Art. 28 – Cível – Recusa de Intervenção

Protocolado MP nº 0039389/2011 (autos n. 587.01.2010.004018-5/000000-000)

Interessado: Juiz de Direito da Corregedoria Permanente da Comarca de São Sebastião

Objeto: Procedimento de dúvida inversa – recusa de intervenção ministerial.

Ementa:

1. Recusa de intervenção. Procedimento de dúvida inversa intentado pela COMPANHIA DE SANEAMENTO BÁSICO DO ESTADO DE SÃO PAULO (SABESP), diante da Nota de Devolução expedida pelo Oficial do Cartório de Registro de Imóveis da Comarca de São Sebastião. Órgão ministerial que, ao receber o feito com vista, recusa-se a intervir.

2. A racionalização somente será possível quando, no caso concreto, o interesse jurídico subjacente não revelar hipótese que guarde relação com o novo perfil constitucional do parquet. Para saber se em determinado caso concreto está presente o interesse público que justifique a intervenção do parquet, é imprescindível identificar os contornos da lide deduzida em juízo, pela identificação do pedido, iluminado pela causa de pedir.

3. Presença de fundamento da intervenção. Relação jurídica subjacente: dúvida acerca do registro de área adquirida pela Companhia de Saneamento Básico do Estado de São Paulo – SABESP- para a construção de Estação Elevatória de Esgotos no bairro de Maresias, município de São Sebastião. Controvérsia sobre a possibilidade ou não de registro de imóveis em desapropriação que recaiu sobre direitos possessórios. Presença de interesse público.

4. Dirimida a questão, determinando-se a intervenção do Ministério Público, com designação de outro membro da instituição para prosseguir no feito.

 

1)   Relatório.

Trata o feito de procedimento de dúvida inversa intentado pela COMPANHIA DE SANEAMENTO BÁSICO DO ESTADO DE SÃO PAULO –SABESP-, diante da Nota de Devolução expedida pela Oficiala do Cartório de Registro de Imóveis da Comarca de São Sebastião.

Foi determinada a abertura de vista ao órgão do Ministério Público (fls. 72), sendo certo que o DD. Promotor de Justiça de São Sebastião lançou manifestação afirmando, em síntese, inexistir interesse que justifique a intervenção ministerial no feito (fls. 73/75).

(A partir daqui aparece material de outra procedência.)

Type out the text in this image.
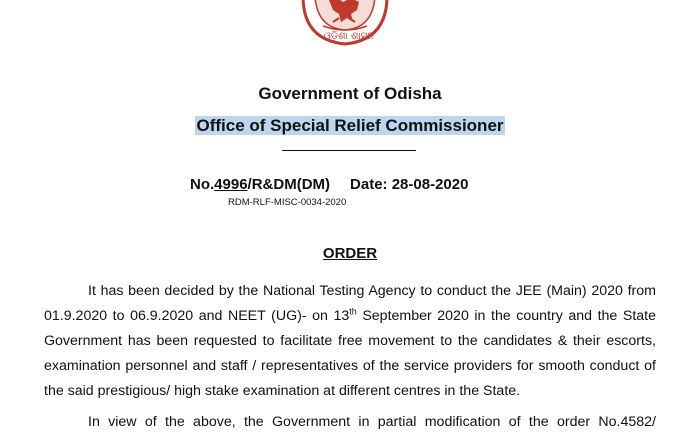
ଓଡ଼ିଶା ଶାସନ
Government of Odisha
Office of Special Relief Commissioner
No.4996/R&DM(DM) Date: 28-08-2020
RDM-RLF-MISC-0034-2020
ORDER
It has been decided by the National Testing Agency to conduct the JEE (Main) 2020 from
01.9.2020 to 06.9.2020 and NEET (UG)- on 13th September 2020 in the country and the State
Government has been requested to facilitate free movement to the candidates & their escorts,
examination personnel and staff / representatives of the service providers for smooth conduct of
the said prestigious/ high stake examination at different centres in the State.
In view of the above, the Government in partial modification of the order No.4582/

Diante de tal manifestação, a DD. Juíza de Direito determinou a remessa dos autos a esta Procuradoria-Geral de Justiça, aduzindo que no caso em discussão a intervenção do Ministério Público decorre de comando legal, expresso no art. 200 da Lei de Registros Públicos; ademais, afirmou que a matéria de fundo versada nos autos consiste no registro imobiliário de área adquirida pela COMPANHIA DE SANEAMENTO BÁSICO DO ESTADO DE SÃO PAULO – SABESP -, para a construção de estação elevatória de esgoto.

É o relato do essencial.

2) Fundamentação.

A remessa para controle da negativa de intervenção ministerial no feito deve ser conhecida.

É pacífico o entendimento de que, em que pese a independência funcional do Ministério Público, a recusa de intervenção é passível de controle, realizado pelo Procurador-Geral de Justiça, por analogia do art. 28 do Código de Processo Penal. Nesse sentido: Hugo Nigro Mazzilli, Manual do Promotor de Justiça, 2. ed., São Paulo, Saraiva, 1991, p. 537; Emerson Garcia, Ministério Público, 2. ed., Rio de Janeiro, Lumen Juris, 2005, p. 73.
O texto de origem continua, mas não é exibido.